The main goal of the project is to develop a speech voting system in which the citizen can use his/her own voice to access the system an vote or retrieve the results of a votation.

Thus the project is structured in three different subtask and the students are expected to do as much as possible of them, according to the difficulties they may find during the process. Of course, it is completely open to the creativity of the team:

Development of a authentication speech-based stage in order to provide access to the system, only for authorized users.

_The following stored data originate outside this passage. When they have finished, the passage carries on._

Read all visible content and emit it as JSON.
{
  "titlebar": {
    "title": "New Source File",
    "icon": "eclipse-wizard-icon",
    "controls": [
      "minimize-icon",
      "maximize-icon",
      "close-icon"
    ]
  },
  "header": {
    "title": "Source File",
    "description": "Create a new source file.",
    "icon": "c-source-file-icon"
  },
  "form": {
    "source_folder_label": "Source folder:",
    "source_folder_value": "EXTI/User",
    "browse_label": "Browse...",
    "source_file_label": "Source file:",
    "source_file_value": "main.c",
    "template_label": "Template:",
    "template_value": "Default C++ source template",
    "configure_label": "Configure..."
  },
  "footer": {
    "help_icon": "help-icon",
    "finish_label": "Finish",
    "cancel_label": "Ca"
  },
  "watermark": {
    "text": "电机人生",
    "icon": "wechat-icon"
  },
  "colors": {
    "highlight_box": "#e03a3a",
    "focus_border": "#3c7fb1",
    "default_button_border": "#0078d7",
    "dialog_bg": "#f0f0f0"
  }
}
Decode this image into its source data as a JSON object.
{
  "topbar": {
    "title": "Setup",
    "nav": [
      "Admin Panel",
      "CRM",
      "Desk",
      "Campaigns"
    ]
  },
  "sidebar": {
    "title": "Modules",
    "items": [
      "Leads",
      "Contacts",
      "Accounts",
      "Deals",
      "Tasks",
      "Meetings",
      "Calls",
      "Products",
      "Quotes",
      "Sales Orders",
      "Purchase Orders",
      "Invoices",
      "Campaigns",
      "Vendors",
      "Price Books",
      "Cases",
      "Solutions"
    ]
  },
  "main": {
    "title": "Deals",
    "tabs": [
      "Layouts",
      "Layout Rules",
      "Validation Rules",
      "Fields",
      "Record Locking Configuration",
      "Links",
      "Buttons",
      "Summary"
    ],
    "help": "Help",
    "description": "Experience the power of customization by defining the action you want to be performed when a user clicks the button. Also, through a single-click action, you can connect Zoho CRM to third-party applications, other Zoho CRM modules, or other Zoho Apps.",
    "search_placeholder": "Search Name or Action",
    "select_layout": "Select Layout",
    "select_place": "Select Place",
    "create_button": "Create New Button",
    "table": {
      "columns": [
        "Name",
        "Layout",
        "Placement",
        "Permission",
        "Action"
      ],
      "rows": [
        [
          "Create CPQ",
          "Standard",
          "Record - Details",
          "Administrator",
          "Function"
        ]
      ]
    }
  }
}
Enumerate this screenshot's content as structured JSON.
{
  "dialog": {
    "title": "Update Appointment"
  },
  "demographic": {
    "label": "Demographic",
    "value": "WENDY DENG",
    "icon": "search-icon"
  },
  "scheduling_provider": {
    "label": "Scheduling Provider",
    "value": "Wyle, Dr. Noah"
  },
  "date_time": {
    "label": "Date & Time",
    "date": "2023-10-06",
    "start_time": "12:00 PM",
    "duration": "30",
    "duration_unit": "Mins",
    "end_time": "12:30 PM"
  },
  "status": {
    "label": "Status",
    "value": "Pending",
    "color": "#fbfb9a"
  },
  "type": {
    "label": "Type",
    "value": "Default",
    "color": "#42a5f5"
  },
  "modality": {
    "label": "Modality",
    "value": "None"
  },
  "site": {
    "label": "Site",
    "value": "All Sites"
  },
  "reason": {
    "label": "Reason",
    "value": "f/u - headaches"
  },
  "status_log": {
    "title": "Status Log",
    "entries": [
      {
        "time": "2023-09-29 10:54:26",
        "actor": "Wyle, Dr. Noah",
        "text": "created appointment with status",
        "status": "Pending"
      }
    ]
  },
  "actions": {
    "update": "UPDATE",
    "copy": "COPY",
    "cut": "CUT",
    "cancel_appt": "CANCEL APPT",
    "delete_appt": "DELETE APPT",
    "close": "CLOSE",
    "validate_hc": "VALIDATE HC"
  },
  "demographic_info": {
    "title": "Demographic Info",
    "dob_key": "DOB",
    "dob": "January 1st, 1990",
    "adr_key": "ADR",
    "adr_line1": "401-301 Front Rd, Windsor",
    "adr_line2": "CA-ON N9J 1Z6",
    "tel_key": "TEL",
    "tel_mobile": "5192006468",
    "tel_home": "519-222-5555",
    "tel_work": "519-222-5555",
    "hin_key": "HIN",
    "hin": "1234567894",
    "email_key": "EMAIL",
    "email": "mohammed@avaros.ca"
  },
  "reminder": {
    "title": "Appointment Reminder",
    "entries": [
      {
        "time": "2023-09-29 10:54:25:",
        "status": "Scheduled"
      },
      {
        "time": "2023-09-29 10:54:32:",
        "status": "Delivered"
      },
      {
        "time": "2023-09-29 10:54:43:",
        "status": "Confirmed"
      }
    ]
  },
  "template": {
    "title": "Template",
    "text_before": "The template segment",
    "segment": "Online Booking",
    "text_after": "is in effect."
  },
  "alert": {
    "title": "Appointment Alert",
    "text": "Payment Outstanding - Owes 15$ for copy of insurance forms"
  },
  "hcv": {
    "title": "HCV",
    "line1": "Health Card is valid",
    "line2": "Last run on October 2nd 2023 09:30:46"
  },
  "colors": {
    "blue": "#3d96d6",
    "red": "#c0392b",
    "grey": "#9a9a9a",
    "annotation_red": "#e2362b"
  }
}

In this case, citizen who have right to vote.
Development of speech-based dialog with which the user can vote for the corresponding party.
Development of a speech enabled applicationwith which the user can retrieve the results of the voting after the counting process.

Currently, the UZ Java Applet only works in Spanish, so the Spanish speaking students will have to translate all the group ideas to Spanish synthesis and grammars.

Common Elements

The common elements that the students will have to face in the three proposed tasks will be: Creating the database, php scripts and the VXML based dialogs and JSGF grammars.

The possibilities inside a grammar are:

<element>: Defines an element to be substituted in a posterior definition
(word1): Defines a word or chain or words as they have to be pronounced by the speaker
{tag1}: The tag which will be given as an output of the system

The syntax also uses the elements:

[]: Whatever is kept in brackets might be said or not by the speaker
*: Whatever is followed by the asterisk might appear 0 or more times
+: Whatever is followed by a plus sign might appear 1 or more times
|: Vertical bar works as an OR operator.

A prompt has to be presented to the user (synthesized audio and image, with the possibility of text) and the recognition system has to take the user’s utterance. If the recognizer indicated it’s correct (very simple evaluation), a certain possitive feedback has to be given and the next prompt has to appear.